Carbon substrate assimilation profiles and other taxonomic features of Alcaligenes faecalis, Alcaligenes ruhlandii and Achromobacter xylosoxidans.

Abstract

Strains (28) of A. faecalis, 1 strain of A. ruhlandii and 10 strains of A. xylosoxidans were characterized by assimilation of 103 C compounds, investigation of more than 70 conventional phenotypic characteristics and estimation of DNA base composition.

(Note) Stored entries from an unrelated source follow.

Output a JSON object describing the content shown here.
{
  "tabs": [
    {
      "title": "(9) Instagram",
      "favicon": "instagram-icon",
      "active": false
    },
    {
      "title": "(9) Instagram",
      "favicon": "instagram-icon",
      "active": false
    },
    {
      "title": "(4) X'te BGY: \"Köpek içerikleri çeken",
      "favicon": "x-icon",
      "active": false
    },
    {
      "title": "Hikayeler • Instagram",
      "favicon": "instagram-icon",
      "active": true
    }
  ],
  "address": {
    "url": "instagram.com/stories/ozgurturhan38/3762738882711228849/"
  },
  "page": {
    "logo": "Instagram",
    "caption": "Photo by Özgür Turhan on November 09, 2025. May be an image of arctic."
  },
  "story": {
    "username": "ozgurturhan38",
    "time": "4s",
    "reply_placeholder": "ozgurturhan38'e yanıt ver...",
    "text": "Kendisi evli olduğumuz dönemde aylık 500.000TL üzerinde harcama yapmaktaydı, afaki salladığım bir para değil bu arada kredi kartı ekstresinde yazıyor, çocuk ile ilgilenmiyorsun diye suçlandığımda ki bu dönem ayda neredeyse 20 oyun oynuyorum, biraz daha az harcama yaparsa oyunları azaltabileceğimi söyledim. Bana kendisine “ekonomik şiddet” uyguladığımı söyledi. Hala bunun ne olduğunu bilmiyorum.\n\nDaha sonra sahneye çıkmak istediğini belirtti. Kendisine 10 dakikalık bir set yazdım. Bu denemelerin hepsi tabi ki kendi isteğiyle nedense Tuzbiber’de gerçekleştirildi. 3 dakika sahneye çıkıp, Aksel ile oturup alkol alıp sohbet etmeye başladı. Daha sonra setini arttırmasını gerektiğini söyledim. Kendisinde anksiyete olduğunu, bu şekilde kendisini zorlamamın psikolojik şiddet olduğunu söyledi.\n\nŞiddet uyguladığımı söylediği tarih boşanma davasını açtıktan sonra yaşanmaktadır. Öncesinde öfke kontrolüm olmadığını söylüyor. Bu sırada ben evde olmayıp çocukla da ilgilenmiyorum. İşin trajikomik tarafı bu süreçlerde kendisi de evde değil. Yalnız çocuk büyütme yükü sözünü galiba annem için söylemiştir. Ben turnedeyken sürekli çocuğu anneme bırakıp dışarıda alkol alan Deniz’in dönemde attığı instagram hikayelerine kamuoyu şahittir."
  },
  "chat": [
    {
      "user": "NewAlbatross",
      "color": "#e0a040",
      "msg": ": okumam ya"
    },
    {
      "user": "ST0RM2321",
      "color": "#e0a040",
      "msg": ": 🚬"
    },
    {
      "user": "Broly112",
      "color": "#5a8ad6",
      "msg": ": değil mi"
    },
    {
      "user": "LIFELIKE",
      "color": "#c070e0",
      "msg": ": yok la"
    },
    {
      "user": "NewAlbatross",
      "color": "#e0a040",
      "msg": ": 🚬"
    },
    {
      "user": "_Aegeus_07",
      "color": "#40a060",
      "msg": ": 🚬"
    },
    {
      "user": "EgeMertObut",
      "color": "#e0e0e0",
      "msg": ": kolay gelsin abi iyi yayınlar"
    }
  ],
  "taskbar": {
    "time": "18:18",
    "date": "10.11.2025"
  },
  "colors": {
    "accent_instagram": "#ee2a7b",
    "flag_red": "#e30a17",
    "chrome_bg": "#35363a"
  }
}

A. faecalis was divided into 2 homogeneous clusters with DNA base compositions of 55.6-58.9 mol% and 63.8-68.6 mol%, respectively, characterized by assimilation of 35 substrates and 13 other phenotypic features. A. faecalis should be confined to the low GC cluster. The high GC cluster corresponded to A. denitrificans and could not be distinguished from A. ruhlandii and A. xylosoxidans, except for the inability of the strains in the high GC cluster to assimilate carbohydrates. The strains in the low GC cluster were differentiated from other strains by the following attributes: fruity odor formation, greening of blood agar, presence of deaminases for phenylalanine and tryptophan, decomposition of xanthine, formation of dark-brown pigment from tryptophan and histidine, and assimilation of malonate, glycine and phenol, in contrast to the ability of the strains in the high GC cluster to reduce nitrate to nitrite and to assimilate mucate, adipate, pimelate, suberate, azelate, sebacate, meso-tartrate, itaconate, mesaconate, .beta.-alanine, L-serine, DL-citrulline and pantothenate. The low GC strains denitrified nitrite, whereas denitrification of nitrate and nitrite by the high GC strains fluctuated.